The Draw #3: Jerilyn Dufresne

A new daily series for the TAPAS blog. I wrote down names on little slips of paper, the names of everyone currently in the TAPAS Facebook group and Discord server, 41 people altogether, and will be drawing one name every day to write about them and their history with the group.

Today I drew Jerilyn Dufresne. Well, not sure how much justice I can do to her story by starting with the part where I came in, but that's all I know.

I first met Jeri in the cast of my second show at QCT, She Loves Me, in which she regularly came in and out as a grouchy old lady. Offstage she wasn't grouchy at all, and the script didn't necessarily call for it, but I could tell she was loving it.

Her name came up again when I returned to Quincy, intent on producing Mason Ellison's play, Better Yet?, as an audio drama. We were still short one cast member, someone to play the therapist. Only in passing did I mention it to the theatre director Brandon, but Jeri's name immediately came to mind for him, and Mason agreed that was perfect.

As I discovered, this wasn't just because she has the warm and kind personality, but because she is in fact a psychotherapist. As such, she spent some of the show's early development gently revising her lines to be more authentic to what a professional would really say. Her scenes were the first part we recorded, and she came back for the Chit-Chat episode with much wonderful insight.

Then when I was in Beauty and the Beast, she worked backstage; helped me with a tricky costume change I had to do, and one night helped me work through an anxiety attack I was having as the show was about to begin... couldn't tell you why that happened to me. If there was a reason to panic, I don't remember what it was. I know that performance anxiety is more prevalent in the general population than the fear of death, but for me, performing in a show that I've been rehearsing for months is the least anxiety-inducing thing I can imagine. Odd.

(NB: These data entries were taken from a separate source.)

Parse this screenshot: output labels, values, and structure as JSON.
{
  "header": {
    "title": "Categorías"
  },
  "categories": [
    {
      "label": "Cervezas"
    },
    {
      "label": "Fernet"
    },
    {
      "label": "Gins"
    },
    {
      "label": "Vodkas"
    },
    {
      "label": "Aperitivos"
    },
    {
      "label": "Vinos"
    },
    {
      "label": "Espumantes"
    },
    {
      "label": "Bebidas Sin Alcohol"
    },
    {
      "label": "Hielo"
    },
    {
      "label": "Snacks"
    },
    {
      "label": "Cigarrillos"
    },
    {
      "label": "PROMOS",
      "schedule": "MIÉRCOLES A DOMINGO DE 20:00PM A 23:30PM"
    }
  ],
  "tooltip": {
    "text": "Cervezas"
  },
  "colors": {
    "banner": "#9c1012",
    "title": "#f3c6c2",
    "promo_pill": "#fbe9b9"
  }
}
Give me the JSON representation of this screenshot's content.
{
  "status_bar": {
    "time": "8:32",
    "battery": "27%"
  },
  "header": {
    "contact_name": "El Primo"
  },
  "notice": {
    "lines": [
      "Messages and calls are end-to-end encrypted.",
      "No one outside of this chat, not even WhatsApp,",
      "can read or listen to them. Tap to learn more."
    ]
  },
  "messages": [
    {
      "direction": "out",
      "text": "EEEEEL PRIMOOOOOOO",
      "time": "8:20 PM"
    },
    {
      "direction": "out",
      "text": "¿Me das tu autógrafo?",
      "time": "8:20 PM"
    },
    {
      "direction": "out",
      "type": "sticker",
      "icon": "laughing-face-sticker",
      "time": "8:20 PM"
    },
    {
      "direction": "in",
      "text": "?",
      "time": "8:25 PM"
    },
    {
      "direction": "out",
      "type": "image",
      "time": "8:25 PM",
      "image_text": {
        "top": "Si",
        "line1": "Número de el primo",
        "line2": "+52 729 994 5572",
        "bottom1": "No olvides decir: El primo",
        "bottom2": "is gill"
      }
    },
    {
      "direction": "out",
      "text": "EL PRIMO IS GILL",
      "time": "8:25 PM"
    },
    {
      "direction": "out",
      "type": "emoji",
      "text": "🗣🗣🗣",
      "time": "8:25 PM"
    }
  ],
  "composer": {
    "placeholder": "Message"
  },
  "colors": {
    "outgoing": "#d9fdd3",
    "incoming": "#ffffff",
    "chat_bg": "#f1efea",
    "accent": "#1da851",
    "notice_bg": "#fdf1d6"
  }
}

And our most recent collab was in the student production of The Hobbit, where I was Smaug and she was a few dumb goblins, getting just as into the fight scenes as all the kids.

Our most recent interaction came as a result of my work with my employment specialist. Having lost my dishwashing job, I was feeling that the only thing I could possibly do... is write. Surely there had to be a way, other than making it big, that I could make money with the one thing in the world I don't suck at. Not knowing where to begin, my specialist set me up for a video call with a local writer. It was a bit weird to be scheduled for a business call with my good friend Jerilyn.


For Jeri is the author of the Sam Darling mysteries, currently a nine-book series that's run for as many years -- not annual or anything, the first four all came out in the same year. In our meeting, she told me about how she went about publishing the series; how at first she put the money and effort into promotion and got the series on the bestseller list, but subsequently hasn't bothered, relying on the existing reader base to pick up new installments when they come out; not making a living as an author, just a hefty side hustle.

She confirmed what I had suspected: that freelance fiction writing isn't a thing that people do. Freelance writing focuses on academics and journalism, stuff that's way over my head. People with a story to tell, even those with money to hire writers, tend to believe they can write those stories themselves. I'm not about to assume they're wrong. Ghostwriting exists, of course, but it's a very sus and shady field from all that I've seen.

So... I'm washing dishes again. But Jeri's advice was to write a book. So I'm pondering that as well, alongside all the other stuff we're doing around here.